In the preferred'embodiment, the nuts 84 are tightened until a predetermined tension force is created in the tension rod by virtue of its elongation. In the preferred embodiment, each end of the tension rod includes a cross or diametral bore adapted to receive a cotter pin 86. The distance between these cotter pin bores are selected such that when the nuts 84 are tightened to the point where the cotter pin holes in the rod 60 are fully exposed by pairs of the cotter pin recesses 84a in the respective nuts 84, the desired tension force is achieved. The cotter pins 86 are then inserted through the bores as shown in Figure 4 in order to inhibit rotation of the nuts 84.

According to a feature of the invention, retaining collars 88 are positioned on each threaded end 60a of each rod 60. Each retaining collar 88 defines a diameter that is slightly larger than the diameter of the tension rod holes 70 formed in the spindles 14. With the retaining collars 88 in the positions shown in Figure 4, the tension rod 60 cannot be withdrawn from the housing through the apertures 70 defined in the spindle housings 14. With this feature, should a fracture occur in a tension rod 60, the tension rod pieces cannot be ejected or removed from the axle housing assembly 12.

Referring to Figures 2 and 4, the cylindrical housing 12a is preferably reinforced in the lower region (where the tension rods 60 are located) in order to accommodate the forces generated by the preloading of the rods 60. The tension rods 60, when preloaded, exert as compression force on the lower portion of the axle housing member 12a.
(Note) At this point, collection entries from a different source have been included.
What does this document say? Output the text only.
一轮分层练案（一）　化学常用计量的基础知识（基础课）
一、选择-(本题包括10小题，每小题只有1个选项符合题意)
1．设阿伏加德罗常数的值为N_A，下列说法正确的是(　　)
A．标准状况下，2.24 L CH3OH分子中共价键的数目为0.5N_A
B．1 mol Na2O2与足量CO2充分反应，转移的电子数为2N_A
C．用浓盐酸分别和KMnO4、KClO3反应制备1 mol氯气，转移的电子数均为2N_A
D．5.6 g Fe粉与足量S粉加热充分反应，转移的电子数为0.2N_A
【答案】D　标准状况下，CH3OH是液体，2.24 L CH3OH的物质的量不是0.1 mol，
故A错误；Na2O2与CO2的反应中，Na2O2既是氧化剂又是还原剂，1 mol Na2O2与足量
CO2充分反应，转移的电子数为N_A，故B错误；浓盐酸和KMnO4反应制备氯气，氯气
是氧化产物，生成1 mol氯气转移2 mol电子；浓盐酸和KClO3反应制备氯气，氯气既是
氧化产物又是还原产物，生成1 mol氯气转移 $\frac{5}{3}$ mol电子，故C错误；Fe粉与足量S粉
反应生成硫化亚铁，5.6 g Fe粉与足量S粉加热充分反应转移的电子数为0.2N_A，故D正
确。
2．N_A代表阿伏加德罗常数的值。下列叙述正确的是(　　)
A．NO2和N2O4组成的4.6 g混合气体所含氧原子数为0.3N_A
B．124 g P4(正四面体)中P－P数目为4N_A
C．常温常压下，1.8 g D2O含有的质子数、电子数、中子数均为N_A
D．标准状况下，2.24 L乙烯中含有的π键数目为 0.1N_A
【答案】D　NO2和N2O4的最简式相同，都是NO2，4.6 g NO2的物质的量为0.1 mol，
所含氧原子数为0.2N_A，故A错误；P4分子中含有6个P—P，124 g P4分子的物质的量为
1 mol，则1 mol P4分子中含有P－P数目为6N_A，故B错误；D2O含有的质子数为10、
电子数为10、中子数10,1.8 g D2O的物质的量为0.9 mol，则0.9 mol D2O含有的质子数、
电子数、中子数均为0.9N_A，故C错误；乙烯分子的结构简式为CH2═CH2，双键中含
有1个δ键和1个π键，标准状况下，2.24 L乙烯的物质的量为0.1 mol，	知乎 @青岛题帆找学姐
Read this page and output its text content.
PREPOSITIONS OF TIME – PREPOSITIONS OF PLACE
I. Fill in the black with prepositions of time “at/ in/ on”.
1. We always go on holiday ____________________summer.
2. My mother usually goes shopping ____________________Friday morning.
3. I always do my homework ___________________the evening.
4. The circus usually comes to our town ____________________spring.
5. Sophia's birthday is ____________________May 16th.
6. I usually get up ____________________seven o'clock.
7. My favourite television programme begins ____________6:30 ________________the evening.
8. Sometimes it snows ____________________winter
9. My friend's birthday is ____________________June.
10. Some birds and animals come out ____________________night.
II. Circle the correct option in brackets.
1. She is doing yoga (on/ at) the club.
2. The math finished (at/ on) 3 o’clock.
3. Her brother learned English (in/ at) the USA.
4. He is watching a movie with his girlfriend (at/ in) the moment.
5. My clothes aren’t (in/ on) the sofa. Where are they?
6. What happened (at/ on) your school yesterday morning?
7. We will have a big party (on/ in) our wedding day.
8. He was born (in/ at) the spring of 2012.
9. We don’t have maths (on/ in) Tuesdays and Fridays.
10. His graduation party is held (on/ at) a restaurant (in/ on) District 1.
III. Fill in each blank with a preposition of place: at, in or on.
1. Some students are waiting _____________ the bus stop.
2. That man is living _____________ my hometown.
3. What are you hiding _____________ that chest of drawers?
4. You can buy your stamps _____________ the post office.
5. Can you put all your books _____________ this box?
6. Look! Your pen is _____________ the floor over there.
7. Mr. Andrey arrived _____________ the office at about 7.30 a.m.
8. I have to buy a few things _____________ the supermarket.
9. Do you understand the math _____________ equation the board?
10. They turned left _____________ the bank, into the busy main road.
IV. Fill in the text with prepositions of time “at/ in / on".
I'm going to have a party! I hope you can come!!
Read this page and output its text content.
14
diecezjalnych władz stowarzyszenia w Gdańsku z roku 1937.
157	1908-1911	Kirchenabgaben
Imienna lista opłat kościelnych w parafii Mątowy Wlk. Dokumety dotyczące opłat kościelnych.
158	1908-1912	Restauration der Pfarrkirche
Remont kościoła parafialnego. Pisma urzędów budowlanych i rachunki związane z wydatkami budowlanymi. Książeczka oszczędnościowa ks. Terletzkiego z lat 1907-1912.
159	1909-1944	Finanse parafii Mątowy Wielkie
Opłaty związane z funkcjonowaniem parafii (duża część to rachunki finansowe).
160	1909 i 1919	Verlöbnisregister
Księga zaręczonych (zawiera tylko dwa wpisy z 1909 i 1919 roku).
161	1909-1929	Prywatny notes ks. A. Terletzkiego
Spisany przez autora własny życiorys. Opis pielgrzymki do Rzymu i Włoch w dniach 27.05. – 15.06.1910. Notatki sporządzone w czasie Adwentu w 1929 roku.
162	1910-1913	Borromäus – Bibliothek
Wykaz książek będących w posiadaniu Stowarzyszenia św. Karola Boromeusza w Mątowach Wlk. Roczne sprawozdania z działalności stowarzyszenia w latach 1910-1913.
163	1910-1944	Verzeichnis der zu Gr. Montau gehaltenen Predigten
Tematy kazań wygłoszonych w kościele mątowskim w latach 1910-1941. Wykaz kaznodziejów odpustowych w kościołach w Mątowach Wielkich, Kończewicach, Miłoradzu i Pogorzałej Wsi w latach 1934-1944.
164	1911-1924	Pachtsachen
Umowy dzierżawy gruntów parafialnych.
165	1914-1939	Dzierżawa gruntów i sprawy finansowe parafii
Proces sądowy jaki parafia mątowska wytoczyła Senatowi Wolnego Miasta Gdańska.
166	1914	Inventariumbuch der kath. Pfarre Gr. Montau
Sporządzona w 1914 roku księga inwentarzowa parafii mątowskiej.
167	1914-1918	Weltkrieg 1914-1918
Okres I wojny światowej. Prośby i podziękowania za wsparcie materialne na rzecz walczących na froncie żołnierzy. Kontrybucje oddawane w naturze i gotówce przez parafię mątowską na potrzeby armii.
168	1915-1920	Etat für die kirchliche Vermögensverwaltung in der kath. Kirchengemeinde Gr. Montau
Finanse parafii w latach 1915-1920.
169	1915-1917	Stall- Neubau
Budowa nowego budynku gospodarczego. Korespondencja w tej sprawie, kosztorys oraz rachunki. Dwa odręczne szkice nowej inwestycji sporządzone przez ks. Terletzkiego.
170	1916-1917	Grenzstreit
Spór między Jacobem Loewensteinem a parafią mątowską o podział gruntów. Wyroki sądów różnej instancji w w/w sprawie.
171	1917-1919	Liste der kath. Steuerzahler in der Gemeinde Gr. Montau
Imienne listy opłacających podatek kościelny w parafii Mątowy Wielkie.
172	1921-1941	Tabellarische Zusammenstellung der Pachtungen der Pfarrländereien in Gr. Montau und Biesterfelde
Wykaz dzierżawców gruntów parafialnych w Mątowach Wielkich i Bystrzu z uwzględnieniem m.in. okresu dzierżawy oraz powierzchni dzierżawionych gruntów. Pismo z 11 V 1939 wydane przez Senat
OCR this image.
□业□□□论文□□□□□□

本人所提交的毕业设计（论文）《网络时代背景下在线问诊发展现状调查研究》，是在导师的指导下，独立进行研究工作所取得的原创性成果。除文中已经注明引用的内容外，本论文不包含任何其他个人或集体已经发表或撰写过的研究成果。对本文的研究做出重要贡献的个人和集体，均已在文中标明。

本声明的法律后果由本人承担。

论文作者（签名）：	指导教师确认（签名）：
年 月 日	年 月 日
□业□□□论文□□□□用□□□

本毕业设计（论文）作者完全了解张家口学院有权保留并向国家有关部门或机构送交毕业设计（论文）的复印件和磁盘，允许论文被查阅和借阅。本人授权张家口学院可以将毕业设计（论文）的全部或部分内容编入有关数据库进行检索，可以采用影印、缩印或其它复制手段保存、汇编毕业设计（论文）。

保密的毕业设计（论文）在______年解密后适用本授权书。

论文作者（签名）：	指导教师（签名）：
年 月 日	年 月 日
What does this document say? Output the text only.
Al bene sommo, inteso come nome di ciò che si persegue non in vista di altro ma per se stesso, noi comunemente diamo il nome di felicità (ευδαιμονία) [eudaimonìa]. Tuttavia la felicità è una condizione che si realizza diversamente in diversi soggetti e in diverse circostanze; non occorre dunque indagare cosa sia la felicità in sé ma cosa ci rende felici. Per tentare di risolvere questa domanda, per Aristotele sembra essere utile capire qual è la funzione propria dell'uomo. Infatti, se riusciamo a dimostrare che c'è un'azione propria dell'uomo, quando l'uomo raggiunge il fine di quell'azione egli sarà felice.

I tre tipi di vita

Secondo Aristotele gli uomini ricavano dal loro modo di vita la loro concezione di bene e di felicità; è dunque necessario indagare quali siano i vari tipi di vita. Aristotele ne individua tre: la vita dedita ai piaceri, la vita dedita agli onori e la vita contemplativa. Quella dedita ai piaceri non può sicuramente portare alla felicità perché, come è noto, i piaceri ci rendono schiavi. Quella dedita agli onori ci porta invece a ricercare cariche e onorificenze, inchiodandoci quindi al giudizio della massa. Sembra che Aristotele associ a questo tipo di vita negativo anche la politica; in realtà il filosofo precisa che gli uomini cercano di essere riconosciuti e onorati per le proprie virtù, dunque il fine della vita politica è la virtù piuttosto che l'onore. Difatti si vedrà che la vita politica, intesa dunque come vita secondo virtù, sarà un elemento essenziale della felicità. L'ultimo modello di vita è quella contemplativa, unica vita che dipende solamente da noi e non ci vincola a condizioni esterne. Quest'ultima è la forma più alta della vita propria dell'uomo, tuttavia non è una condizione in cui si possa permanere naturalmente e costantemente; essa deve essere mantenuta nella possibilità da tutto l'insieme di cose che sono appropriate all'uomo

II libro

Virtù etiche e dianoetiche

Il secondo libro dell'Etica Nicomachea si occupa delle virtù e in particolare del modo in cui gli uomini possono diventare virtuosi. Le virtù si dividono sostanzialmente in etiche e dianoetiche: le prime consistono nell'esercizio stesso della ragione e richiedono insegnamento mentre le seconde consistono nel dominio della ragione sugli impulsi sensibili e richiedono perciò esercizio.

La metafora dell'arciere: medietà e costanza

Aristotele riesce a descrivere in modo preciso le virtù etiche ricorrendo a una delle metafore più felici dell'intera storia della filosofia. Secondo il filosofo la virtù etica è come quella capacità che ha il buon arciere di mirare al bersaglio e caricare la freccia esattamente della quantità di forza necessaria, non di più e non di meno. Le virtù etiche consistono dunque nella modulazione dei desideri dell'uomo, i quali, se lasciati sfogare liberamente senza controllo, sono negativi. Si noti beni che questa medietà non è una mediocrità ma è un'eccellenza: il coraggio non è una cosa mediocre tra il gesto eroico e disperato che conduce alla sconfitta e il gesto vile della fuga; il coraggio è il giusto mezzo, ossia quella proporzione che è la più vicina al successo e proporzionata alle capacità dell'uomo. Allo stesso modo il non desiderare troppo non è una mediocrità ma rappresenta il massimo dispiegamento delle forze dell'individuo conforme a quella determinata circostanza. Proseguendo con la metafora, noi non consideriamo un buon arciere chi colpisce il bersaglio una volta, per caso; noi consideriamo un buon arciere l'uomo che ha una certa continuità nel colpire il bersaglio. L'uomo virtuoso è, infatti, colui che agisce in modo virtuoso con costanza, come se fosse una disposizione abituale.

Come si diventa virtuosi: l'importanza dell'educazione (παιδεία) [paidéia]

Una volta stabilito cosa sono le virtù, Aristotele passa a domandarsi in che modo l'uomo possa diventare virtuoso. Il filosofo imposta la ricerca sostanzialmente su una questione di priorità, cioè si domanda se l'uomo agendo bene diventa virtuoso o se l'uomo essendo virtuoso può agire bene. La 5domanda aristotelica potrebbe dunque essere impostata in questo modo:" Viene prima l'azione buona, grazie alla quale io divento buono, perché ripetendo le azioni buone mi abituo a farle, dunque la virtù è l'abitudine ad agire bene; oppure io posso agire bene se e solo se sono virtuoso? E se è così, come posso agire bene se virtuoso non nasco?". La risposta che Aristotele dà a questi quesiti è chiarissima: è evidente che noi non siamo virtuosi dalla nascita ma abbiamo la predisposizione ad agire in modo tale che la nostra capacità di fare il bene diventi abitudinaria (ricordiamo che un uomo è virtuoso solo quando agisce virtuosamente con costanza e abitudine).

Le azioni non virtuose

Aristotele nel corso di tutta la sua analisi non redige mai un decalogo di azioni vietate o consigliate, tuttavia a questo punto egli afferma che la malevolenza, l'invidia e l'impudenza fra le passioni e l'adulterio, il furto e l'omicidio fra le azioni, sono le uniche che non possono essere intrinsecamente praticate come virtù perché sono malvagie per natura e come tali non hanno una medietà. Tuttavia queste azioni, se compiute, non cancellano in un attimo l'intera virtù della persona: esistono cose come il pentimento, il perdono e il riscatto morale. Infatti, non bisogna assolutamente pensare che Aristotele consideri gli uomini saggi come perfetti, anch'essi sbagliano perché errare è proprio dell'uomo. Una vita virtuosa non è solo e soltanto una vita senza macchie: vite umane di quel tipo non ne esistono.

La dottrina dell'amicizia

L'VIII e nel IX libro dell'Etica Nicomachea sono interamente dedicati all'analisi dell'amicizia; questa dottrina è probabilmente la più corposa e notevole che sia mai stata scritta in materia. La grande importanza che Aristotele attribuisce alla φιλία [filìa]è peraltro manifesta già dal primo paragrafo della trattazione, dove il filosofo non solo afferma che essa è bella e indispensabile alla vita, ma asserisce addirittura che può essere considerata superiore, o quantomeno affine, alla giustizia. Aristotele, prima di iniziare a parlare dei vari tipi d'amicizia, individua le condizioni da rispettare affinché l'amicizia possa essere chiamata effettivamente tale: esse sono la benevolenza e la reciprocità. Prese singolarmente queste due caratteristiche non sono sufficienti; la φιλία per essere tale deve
In the illustrated embodiment, the reinforcement includes channel- like housings 80 which extend between the lower portion of the circular flanges 30. It should be noted that various methods of reinforcing the housing can be employed. For example, if the housing 12a is a casting, gussets or reinforcing ribs may be cast directly into the housing in the region where the tension rods 60 are used. In a fabricated weldment, as seen in Figure 2, channel-like members may be welded into position. Alternately, ribs or gussets could also be welded in the lower portion of the housing member 12a to provide the added reinforcement needed to accommodate the added compression force generated by the tension rod preload.

In the illustrated embodiment, six tension rods 60 are utilized. The number and/or size of the tension rods 60 are determined by the loads that are expected to be exerted on the housing member 12a during vehicle operation. These loads and the consequent number of tension rods that need to be installed to accommodate the load are easily determined by those skilled in the art using known methods, such as finite element analysis.

With the present invention, a substantially stronger fabricated type axle housing can be produced without excessive cost and without substantially increasing weight of the housing assembly. The present invention thus provides an extremely cost effective solution to fatigue and load related failures in axle housings that are known in the prior art.

Although the invention has been described with a certain degree of particularity, those skilled in the art can make various changes to it without departing from the spirit or scope of the invention as hereinafter claimed.